César Rendueles (geboren 1. Januar 1975 in Girona) ist ein spanischer Soziologe, Hochschullehrer, Intellektueller und Essayist.

Inhaltsverzeichnis

Leben[Bearbeiten | Quelltext bearbeiten]

Rendueles wuchs in Gijon auf.

Er erwarb einen akademischen philosophischen Doktortitel, war Assistenzprofessor an der Universität Carlos III und Gastprofessor an der Universidad Nacional de Colombia. Gegenwärtig lehrt er seit 2014 als Lehrstuhlinhaber Soziologie an der Universität Complutense Madrid.[1] Er war Gründungsmitglied der Gruppe Ladinamo, die das gleichnamige Magazin herausgab, das sich mit kulturellen und sozialen Entwicklungen in Lateinamerika befasste. Er gestaltete acht Jahre lang (2003–2012) als künstlerischer Leiter Kunstprojekte beim Círculo de Bellas Artes (Kunstverein) in Madrid. Als Essayist schreibt er häufig über Epistemologie, politische Philosophie und Kulturkritik in Fachzeitschriften.[2]

Er war Herausgeber zweier Zusammenstellungen von Werken von Karl Marx: eine Anthologie von Das Kapital (2010) und eine Sammlung von Texten zum historischen Materialismus (2012). Außerdem gab er klassisch gewordene Essays von Autoren wie Walter Benjamin, Karl Polanyi oder Jeremy Bentham heraus und brachte dazu viele eigene Übersetzungen heraus. Im Jahre 2011 war er Kurator der großen Hauptstadt-Ausstellung Walter Benjamin: Constellations. Kulturjournalistisch schreibt er oft für El Pais als Kritiker und Intellektueller.[3]

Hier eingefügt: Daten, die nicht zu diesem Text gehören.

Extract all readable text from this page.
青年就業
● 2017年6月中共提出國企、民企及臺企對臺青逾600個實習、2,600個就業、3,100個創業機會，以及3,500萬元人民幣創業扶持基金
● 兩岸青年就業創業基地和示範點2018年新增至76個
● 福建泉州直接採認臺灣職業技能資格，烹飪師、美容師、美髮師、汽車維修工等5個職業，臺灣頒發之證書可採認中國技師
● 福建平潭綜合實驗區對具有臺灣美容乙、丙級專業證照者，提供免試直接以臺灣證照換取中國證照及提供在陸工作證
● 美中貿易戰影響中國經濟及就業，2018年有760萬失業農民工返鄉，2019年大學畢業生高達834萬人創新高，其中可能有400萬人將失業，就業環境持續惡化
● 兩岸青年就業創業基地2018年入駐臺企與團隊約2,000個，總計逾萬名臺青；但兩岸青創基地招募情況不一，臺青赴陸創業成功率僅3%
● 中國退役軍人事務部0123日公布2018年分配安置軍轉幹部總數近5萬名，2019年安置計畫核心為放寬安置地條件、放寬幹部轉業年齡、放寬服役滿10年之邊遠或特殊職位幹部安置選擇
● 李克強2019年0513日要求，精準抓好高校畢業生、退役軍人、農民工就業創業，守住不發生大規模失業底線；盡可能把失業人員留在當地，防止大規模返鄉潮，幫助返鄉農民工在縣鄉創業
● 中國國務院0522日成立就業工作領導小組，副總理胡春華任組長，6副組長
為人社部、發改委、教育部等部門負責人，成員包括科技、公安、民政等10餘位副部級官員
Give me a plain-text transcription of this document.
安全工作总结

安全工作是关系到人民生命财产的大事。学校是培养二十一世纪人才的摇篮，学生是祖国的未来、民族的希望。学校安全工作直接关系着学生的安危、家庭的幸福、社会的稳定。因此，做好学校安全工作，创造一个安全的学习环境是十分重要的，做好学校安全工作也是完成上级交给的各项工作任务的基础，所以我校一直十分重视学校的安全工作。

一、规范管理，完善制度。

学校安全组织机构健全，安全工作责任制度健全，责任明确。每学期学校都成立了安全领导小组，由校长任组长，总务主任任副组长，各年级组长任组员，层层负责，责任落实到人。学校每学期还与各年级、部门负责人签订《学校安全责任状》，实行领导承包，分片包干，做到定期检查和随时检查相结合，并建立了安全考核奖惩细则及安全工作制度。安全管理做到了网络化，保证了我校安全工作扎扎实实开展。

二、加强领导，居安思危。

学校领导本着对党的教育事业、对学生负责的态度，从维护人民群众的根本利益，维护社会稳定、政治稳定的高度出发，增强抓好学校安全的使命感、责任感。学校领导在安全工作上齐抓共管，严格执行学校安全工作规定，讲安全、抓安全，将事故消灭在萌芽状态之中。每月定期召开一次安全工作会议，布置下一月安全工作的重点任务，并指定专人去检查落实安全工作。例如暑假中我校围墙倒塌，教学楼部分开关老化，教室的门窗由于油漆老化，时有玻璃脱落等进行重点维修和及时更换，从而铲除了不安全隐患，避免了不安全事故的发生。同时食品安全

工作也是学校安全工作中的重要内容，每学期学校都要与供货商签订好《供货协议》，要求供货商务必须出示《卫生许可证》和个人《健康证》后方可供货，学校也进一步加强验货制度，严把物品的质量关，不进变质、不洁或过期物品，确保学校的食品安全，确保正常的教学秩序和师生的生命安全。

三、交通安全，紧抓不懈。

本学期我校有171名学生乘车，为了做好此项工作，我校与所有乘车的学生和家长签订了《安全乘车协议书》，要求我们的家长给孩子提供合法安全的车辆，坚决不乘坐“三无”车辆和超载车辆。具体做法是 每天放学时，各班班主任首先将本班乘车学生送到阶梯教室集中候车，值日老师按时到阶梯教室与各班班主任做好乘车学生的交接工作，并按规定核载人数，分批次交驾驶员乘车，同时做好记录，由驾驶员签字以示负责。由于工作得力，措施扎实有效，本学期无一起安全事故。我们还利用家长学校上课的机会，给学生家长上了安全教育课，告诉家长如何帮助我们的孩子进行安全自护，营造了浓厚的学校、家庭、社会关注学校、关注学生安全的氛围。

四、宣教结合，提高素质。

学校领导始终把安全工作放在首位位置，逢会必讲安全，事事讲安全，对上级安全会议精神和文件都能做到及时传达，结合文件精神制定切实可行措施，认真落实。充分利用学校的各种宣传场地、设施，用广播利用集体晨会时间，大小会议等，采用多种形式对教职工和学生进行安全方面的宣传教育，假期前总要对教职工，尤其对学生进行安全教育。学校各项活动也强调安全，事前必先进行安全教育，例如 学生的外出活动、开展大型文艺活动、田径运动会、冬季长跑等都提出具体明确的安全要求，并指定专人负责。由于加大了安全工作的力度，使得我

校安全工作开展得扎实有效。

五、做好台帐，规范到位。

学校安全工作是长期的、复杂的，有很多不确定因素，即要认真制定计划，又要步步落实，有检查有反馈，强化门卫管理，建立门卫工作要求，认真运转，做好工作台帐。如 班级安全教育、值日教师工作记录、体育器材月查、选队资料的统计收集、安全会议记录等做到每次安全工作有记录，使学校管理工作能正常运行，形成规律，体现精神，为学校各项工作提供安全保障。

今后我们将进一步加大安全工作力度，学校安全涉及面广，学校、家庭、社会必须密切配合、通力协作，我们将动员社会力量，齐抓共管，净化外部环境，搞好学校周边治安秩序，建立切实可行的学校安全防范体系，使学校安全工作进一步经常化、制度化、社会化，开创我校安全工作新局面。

Sein Buch Sociofobia: El cambio político en la era de la utopía digital (2013) hatte eine große Publikumswirkung und wurde von der überregionalen spanischen Tageszeitung El País als eines der zehn „Bücher des Jahres“ herausgestellt.[4] Darin untersucht der Autor kritisch die Bedeutung sozialer Netzwerke und des Internets für politische Handlungsmöglichkeiten. Sein Ergebnis lautet, deren Effekt sei zersetzend und generiere eher eine verarmte als eine das Selbstbewusstsein steigernde soziale Realität, indem sie das Selbstvertrauen absenke, wie weit Hilfreiches von politischen Interventionen oder persönlichen Beziehungen zu erwarten sei.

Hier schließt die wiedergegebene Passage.